The following is the peer review of the project proposal by Feature Finders Club . The team members that participated in this review are
Eshaan Mathakari - @eshaanmathakari
Sanjay Bhargav Siddi - @sanjaybhargavsiddi
Likith Kumar Dundigalla - @LikithKumarDundigalla
Aravind shrenivas Murali - @Aravind-shrenivas
Vamsi Vadala - @Vamsi-Vadala
Describe the goal of the project. What we understood from the abstract is that you are creating a system called 'SoleMate,' which will use machine learning algorithms to assist people in finding the ideal pair of shoes by considering various factors such as their favourite shoe brand, price, lifestyle, and personal fashion preferences.
Describe the data used or collected. The dataset comprises information related to products from Nike and Adidas, with a primary focus on shoes. It includes essential features such as product names, unique product IDs, listing prices, discounted sales prices, discount percentages, brand identifiers (Nike or Adidas), product descriptions, user-provided ratings (out of 5), the number of user reviews, and timestamps indicating the last customer visit to a product.
Describe how the research question will be answered, e.g. what approaches / methods will be used. The main goal of the project is to develop a shoe-recommendation system called "SoleMate" that will revolutionise the way consumers select their shoes. This machine learning-based approach will provide personalised recommendations for a more seamless and customised purchasing experience in response to the subjective nature of shoe selection, which is influenced by brand, price, lifestyle, and fashion preferences.

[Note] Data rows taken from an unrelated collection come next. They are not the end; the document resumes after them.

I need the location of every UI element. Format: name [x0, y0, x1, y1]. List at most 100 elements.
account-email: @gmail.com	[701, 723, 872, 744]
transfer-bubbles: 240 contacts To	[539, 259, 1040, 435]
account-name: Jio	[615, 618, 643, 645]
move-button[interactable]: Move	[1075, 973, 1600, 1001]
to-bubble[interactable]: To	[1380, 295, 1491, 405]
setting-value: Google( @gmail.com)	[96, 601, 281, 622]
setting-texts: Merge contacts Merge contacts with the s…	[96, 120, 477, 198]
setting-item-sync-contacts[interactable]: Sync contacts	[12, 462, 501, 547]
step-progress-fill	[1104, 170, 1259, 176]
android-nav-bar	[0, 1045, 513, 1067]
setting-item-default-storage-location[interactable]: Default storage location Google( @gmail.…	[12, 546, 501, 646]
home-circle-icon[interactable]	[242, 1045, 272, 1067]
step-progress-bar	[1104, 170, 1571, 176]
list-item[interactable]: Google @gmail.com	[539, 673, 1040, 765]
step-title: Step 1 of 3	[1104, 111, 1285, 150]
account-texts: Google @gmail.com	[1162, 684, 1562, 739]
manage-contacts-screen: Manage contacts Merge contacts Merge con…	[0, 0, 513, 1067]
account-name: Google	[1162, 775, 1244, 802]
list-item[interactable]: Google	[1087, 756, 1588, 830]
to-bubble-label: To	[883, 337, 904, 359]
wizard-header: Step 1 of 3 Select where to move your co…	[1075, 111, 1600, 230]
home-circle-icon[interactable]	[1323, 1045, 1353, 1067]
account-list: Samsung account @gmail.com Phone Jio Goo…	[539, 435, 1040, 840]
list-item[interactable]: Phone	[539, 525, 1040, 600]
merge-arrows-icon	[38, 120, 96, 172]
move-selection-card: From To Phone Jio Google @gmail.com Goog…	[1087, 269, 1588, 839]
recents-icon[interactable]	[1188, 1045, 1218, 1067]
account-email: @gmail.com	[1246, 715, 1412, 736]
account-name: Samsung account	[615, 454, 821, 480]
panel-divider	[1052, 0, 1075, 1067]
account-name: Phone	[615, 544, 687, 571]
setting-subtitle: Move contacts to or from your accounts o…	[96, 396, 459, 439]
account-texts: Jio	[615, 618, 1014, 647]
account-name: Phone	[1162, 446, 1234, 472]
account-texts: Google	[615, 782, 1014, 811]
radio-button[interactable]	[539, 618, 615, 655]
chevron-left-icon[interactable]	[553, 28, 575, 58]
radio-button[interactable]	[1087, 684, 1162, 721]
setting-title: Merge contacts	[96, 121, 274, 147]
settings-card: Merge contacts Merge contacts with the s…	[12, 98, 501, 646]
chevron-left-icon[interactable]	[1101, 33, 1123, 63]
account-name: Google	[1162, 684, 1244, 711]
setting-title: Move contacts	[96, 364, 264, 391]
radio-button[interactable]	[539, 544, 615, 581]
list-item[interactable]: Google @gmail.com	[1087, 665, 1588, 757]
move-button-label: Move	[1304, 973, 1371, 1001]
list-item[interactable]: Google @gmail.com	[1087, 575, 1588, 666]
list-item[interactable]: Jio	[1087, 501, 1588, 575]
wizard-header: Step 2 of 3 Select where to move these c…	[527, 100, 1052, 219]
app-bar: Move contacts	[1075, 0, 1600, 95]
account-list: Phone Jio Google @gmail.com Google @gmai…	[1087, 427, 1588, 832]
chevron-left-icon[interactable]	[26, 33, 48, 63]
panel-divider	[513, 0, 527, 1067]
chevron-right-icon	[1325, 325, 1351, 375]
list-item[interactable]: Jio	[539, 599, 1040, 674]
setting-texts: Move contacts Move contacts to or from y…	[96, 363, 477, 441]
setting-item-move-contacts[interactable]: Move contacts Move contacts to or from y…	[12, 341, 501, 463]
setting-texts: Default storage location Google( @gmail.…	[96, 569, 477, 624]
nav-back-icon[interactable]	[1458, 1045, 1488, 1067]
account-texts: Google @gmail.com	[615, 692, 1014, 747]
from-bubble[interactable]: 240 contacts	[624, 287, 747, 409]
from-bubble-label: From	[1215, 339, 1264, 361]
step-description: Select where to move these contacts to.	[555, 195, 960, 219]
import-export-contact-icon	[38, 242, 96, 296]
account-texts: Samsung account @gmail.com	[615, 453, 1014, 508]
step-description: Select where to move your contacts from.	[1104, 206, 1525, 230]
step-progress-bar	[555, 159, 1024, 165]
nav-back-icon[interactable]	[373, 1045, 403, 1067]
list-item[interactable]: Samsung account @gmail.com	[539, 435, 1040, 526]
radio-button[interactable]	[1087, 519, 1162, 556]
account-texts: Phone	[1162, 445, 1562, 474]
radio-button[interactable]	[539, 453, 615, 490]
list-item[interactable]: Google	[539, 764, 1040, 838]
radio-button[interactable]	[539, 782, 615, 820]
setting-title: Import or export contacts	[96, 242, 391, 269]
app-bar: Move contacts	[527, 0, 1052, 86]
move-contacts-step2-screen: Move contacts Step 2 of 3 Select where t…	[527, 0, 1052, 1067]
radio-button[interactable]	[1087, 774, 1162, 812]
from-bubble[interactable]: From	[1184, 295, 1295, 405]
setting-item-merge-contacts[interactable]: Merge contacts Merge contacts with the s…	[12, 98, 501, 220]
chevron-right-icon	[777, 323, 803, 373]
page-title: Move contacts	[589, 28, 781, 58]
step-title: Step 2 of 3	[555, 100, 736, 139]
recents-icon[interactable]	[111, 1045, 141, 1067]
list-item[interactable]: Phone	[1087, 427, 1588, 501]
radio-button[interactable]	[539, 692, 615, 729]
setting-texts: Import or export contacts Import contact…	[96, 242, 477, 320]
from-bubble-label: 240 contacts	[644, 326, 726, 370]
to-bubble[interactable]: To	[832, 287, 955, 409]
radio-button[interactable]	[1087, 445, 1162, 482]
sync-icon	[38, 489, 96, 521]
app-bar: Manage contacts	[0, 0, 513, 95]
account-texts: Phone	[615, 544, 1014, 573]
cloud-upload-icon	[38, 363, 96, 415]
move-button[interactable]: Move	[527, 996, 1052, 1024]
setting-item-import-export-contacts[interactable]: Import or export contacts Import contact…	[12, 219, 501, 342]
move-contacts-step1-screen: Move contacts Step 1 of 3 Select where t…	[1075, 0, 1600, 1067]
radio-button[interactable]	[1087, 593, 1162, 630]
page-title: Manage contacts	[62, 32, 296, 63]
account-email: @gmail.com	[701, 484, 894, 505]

SoleMate uses machine learning algorithms to take a variety of aspects into account and provide users with customised shoe recommendations
Is there anything that is unclear from the proposal? 1) The question "How do you find the perfect Solemate?" is not close to the project, since you mentioned you are shoe recommending system and you named your system as "Solemate". It was not clear how can you find a perfect system whereas you want a perfect shoe. 2) "Visualising the favourite shoe brand based on the customer rating and the number of reviews "- Are you'll tackling the discrepancies too in that case? like there is a chance of fake reviews too, is that also being considered 3) " Create additional features if necessary, such as sentiment analysis scores for customer reviews"- In what case is this for? and also how can you take number as a sentiment please explain this?
Provide constructive feedback on how the team might be able to improve their project.
What aspect of this project are you most interested in and would like to see highlighted in the presentation. Accuracy score of the shoe recommendation system.
Provide constructive feedback on any issues with file and/or code organisation. No issues.
(Optional) Any further comments or feedback? Good luck!